Maria Farland, Ph.D., associate professor of English at Fordham University, was awarded the Constance M. Rourke Prize by the American Studies Association at its annual meeting in Philadelphia on Friday, Oct. 12.
Farland was honored for having published the best article of 2006 in the association’s flagship journal, American Quarterly. Her article, “W. E. B. DuBois, Anthropometric Science, and the Limits of Racial Uplift,” appeared in the journal’s December 2006 issue. The article examines DuBois’s lost study of a predominantly black county in Alabama that sought to refute the belief that blacks were mentally and physically inferior to whites. The study was destroyed by the U.S. Census Bureau, and Farland wrote that “its findings have disappeared almost entirely from the historical record.” Farland’s analysis, however, shows how DuBois used some of the data in his 1911 novel, The Quest of the Silver Fleece.

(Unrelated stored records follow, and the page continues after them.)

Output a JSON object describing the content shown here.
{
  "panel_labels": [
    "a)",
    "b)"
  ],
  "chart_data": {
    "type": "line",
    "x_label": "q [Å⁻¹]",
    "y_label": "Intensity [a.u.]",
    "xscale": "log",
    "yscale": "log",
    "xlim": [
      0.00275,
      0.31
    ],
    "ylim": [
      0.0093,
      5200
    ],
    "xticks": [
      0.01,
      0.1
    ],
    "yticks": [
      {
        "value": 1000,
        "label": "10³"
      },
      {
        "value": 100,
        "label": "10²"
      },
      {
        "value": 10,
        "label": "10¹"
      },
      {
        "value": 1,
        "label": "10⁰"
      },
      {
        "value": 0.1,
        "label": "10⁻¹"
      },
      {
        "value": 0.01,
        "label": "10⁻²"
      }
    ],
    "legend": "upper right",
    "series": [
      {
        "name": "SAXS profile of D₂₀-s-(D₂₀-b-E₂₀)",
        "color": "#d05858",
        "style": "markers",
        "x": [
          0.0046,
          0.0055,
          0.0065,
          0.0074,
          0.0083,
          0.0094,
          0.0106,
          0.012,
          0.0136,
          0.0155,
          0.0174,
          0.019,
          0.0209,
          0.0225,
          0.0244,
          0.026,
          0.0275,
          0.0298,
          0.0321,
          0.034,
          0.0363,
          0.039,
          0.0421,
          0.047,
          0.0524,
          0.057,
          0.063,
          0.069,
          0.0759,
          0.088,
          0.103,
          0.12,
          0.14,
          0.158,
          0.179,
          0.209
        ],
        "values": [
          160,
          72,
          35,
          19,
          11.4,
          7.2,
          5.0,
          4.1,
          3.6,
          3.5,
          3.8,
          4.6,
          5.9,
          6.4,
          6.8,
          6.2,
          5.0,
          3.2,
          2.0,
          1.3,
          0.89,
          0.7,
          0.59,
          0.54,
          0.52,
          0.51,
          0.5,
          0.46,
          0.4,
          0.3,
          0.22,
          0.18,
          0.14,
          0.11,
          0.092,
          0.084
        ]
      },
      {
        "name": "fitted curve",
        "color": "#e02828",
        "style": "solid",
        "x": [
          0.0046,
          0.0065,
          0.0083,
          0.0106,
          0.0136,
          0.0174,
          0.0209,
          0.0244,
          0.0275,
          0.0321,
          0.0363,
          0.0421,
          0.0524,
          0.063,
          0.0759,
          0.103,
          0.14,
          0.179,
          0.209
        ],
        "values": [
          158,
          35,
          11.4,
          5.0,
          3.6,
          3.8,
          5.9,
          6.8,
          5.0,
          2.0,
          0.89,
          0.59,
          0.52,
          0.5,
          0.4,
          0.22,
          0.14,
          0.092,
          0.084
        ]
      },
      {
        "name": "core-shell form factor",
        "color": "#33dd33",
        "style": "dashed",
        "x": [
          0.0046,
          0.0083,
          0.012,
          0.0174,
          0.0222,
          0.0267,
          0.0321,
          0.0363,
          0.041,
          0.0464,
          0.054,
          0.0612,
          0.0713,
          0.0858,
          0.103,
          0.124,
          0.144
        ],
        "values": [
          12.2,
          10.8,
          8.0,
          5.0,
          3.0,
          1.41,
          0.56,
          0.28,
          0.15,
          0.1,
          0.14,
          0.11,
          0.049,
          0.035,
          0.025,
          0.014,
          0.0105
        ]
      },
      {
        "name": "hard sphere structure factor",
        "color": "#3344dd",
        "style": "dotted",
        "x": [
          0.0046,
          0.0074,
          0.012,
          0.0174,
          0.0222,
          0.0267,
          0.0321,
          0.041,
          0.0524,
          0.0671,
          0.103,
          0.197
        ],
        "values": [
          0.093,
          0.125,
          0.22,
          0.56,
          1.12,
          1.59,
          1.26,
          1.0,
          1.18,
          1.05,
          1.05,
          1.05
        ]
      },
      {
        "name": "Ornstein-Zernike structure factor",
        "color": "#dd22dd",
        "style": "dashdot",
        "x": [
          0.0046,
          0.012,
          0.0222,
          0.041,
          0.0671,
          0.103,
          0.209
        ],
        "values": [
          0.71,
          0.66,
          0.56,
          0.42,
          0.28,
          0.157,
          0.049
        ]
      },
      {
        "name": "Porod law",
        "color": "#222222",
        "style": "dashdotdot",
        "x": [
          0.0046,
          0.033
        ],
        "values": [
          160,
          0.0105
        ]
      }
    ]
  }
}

The American Studies Association is the nation’s oldest and largest organization devoted to the interdisciplinary study of American culture and history. The association presents eight awards each year to scholars whose work has made a significant contribution to American studies.
Herman Beavers, Ph.D., professor of English at the University of Pennsylvania and member of the jury committee, called Farland’s piece “one of the most original and persuasive essays on DuBois’s work as a social scientist and creative writer” that provided literary scholars with a “much more profound understanding as to why DuBois turned from social scientific research to writing novels.”